GEORGE NEGUS: There are people in America of course who believe the speculators are not really responsible of any significant degree of the price movement, including people like the US Treasury Secretary Henry Paulson. So not a lot of people, in America at least, agree with your explanation for what's gone wrong.

SHEIKH ZAKI YAMANI: Well I don't know whether they believe or don't believe. I'm an objective person. I look at this situation objectively. I don't represent any side. Politics, when it comes, can change your mind and can make you think of one thing and another.

GEORGE NEGUS: Your Excellency, this weekend in Jeddah, the Saudis are hosting a gathering of the world's biggest petroleum producers and consumers to address this crisis. What if anything can a meeting like that do?

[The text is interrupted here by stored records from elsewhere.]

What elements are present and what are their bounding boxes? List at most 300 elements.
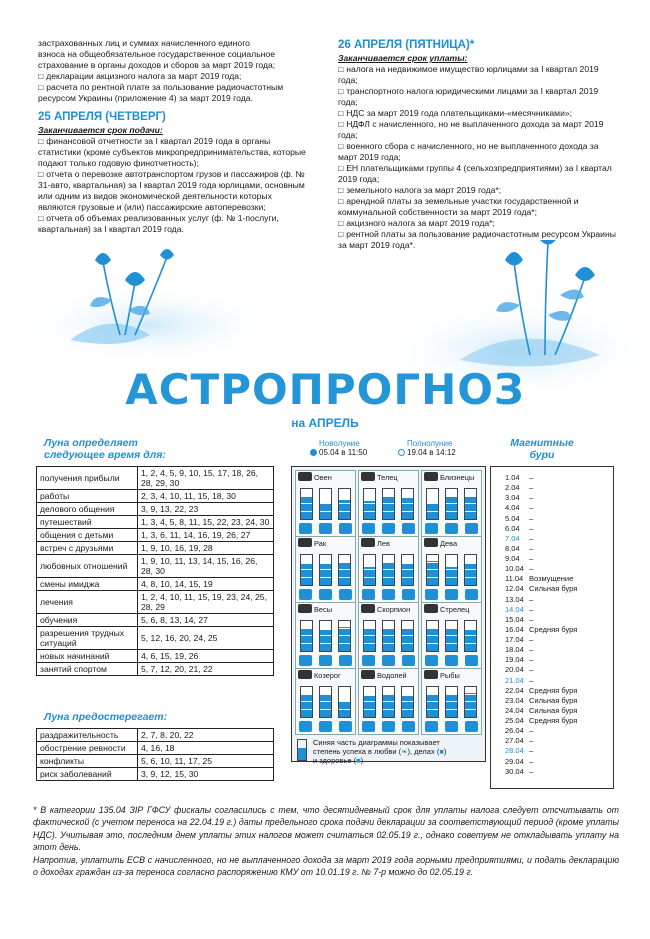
storm-date: 19.04 bbox=[505, 655, 524, 665]
success-bar-fill bbox=[383, 497, 394, 520]
zodiac-sign-icon bbox=[361, 670, 375, 679]
date-header: 26 АПРЕЛЯ (ПЯТНИЦА)* bbox=[338, 39, 475, 51]
title-line: следующее время для: bbox=[44, 449, 166, 461]
full-moon-icon bbox=[398, 449, 405, 456]
storm-row bbox=[505, 746, 613, 756]
zodiac-sign-icon bbox=[298, 604, 312, 613]
page-subtitle: на АПРЕЛЬ bbox=[291, 416, 359, 430]
health-icon bbox=[465, 589, 478, 600]
storm-status: – bbox=[529, 564, 534, 574]
success-bar bbox=[382, 686, 395, 718]
zodiac-sign-name: Телец bbox=[377, 473, 398, 482]
heart-arrow-icon bbox=[362, 721, 375, 732]
success-bar-fill bbox=[383, 695, 394, 718]
storm-date: 4.04 bbox=[505, 503, 520, 513]
health-icon bbox=[339, 589, 352, 600]
table-row bbox=[37, 591, 274, 614]
row-label: конфликты bbox=[37, 755, 138, 768]
row-dates: 1, 3, 6, 11, 14, 16, 19, 26, 27 bbox=[138, 529, 274, 542]
success-bar bbox=[319, 686, 332, 718]
money-bag-icon bbox=[445, 523, 458, 534]
storm-row bbox=[505, 503, 613, 513]
storm-date: 8.04 bbox=[505, 543, 520, 553]
success-bar bbox=[426, 620, 439, 652]
success-bar bbox=[319, 488, 332, 520]
zodiac-sign-icon bbox=[298, 670, 312, 679]
success-bar bbox=[363, 620, 376, 652]
success-bar bbox=[338, 488, 351, 520]
zodiac-sign-cell bbox=[358, 536, 419, 603]
zodiac-sign-name: Овен bbox=[314, 473, 332, 482]
row-label: путешествий bbox=[37, 516, 138, 529]
success-bar bbox=[382, 620, 395, 652]
zodiac-sign-cell bbox=[421, 470, 482, 537]
success-bar bbox=[426, 554, 439, 586]
storm-status: – bbox=[529, 756, 534, 766]
success-bar bbox=[401, 554, 414, 586]
storm-row bbox=[505, 736, 613, 746]
list-item: □ финансовой отчетности за I квартал 2019 года в органы статистики (кроме субъектов микропредпринимательства, которые подают только годовую финотчетность); bbox=[38, 136, 310, 169]
success-bar bbox=[426, 686, 439, 718]
zodiac-sign-name: Рыбы bbox=[440, 671, 460, 680]
full-moon-date: 19.04 в 14:12 bbox=[407, 448, 456, 457]
row-label: риск заболеваний bbox=[37, 768, 138, 781]
legend-line: степень успеха в любви ( bbox=[313, 747, 402, 756]
zodiac-sign-icon bbox=[424, 670, 438, 679]
intro-line: взноса на общеобязательное государственное социальное bbox=[38, 49, 275, 59]
success-bar bbox=[338, 620, 351, 652]
row-dates: 4, 6, 15, 19, 26 bbox=[138, 650, 274, 663]
list-item: □ транспортного налога юридическими лицами за I квартал 2019 года; bbox=[338, 86, 618, 108]
footnote-paragraph: Напротив, уплатить ЕСВ с начисленного, но не выплаченного дохода за март 2019 года горными предприятиями, и подать декларацию о доходах граждан из-за переноса согласно распоряжению КМУ от 10.01.19 г. № 7-р можно до 02.05.19 г. bbox=[33, 854, 619, 878]
success-bar-fill bbox=[446, 695, 457, 718]
zodiac-sign-cell bbox=[421, 668, 482, 735]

SHEIKH ZAKI YAMANI: Well I know the oil companies are really making a very lucrative amount of profit from the high price of oil. I don't that they're very keen to reduce the price of oil. The consumers are those who are the victims so I think that the producers, the governments, some of them, they're enjoying the high revenue that they get. They don't know that the price of this high revenue will be disastrous on them because it's encouraging the alternative sources of energy which is coming sometime in the future. How soon I don't know, but when it comes, the age of oil will come to an end.

GEORGE NEGUS: So you don't necessarily disagree with those who say that we might be seeing the beginning of the end of the era of oil as a source of energy?

SHEIKH ZAKI YAMANI: Of course when you have a very high price of oil - see what's happening - and every day we hear about a new invention here and there and they are reducing considerably their consumption of oil. But the day they use hydrogen for transportation, this is the day that oil disappears.

GEORGE NEGUS: Your Excellency, you've been in the oil game, for a number of decades now. If you were still in the position of authority, what would your advice be to the people gathering in Jeddah this weekend? In fact what's your advice generally for how the heck we get out of this awful bind?

SHEIKH ZAKI YAMANI: Well, I will definitely change the pricing system prevailing right now and number two, I will do my best to reduce the price of oil to expand the life span of oil at least for two decades or three decades.

GEORGE NEGUS: Your Excellency, we can only hope that somebody is listening to your advice and they take it this weekend and in the future. But thank you very much for talking to us, we appreciate it.

SHEIKH ZAKI YAMANI: Thank you very much. It's a pleasure.

GEORGE NEGUS: Hope you were paying attention, Kevin, and Brendan, for that matter. Sheikh Yamani was the guy, by the way, who came up with that memorable one-liner - 'the Stone Age did not end for lack of stone, 'and the oil age will end long before the world runs out of oil'.